Por Fernando Molica em 05 de junho de 2008 | Comentários (10)

Agora é definitivo: o advogado gaúcho Antonio Expedito Carvalho Perera, personagem do meu livro “O homem que morreu três vezes” (Record, 2003), está oficialmente morto. De acordo com o advogado Hugo Xavier da Costa, contratado por Cristina (filha única de Perera), nesta quarta-feira esgotou-se o prazo para que fosse apresentado recurso contra a decisão do juiz Leonyz Lopes Campos da Silva, do Tribunal de Justiça de Goiás.
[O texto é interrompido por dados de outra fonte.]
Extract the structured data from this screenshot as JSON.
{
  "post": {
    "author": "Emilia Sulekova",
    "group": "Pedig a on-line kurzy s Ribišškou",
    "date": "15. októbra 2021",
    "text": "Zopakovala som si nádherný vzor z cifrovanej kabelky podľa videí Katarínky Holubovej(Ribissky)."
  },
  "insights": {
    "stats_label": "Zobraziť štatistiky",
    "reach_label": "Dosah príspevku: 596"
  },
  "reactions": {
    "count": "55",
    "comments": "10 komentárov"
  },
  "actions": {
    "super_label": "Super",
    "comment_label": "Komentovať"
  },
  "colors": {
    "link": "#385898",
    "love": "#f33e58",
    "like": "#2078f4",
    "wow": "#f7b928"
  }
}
No último dia 22 de abril, o juiz reconheceu o que está explícito no livro: Perera e Paulo Parra são a mesma pessoa. Parra – nome assumido por Perera para fugir à perseguição de órgãos de segurança europeus – morreu no dia 1º. de março de 1996, foi cremado e suas cinzas estão no cemitério de Bettola, na Itália. Na sentença, o juiz declara a morte presumida de Perera e determina que o “cartório do registro civil competente” faça “o assento do óbito de Antonio Expedito Carvalho Perera”. A certidão de óbito de Parra está publicada em “O homem que morreu três vezes”.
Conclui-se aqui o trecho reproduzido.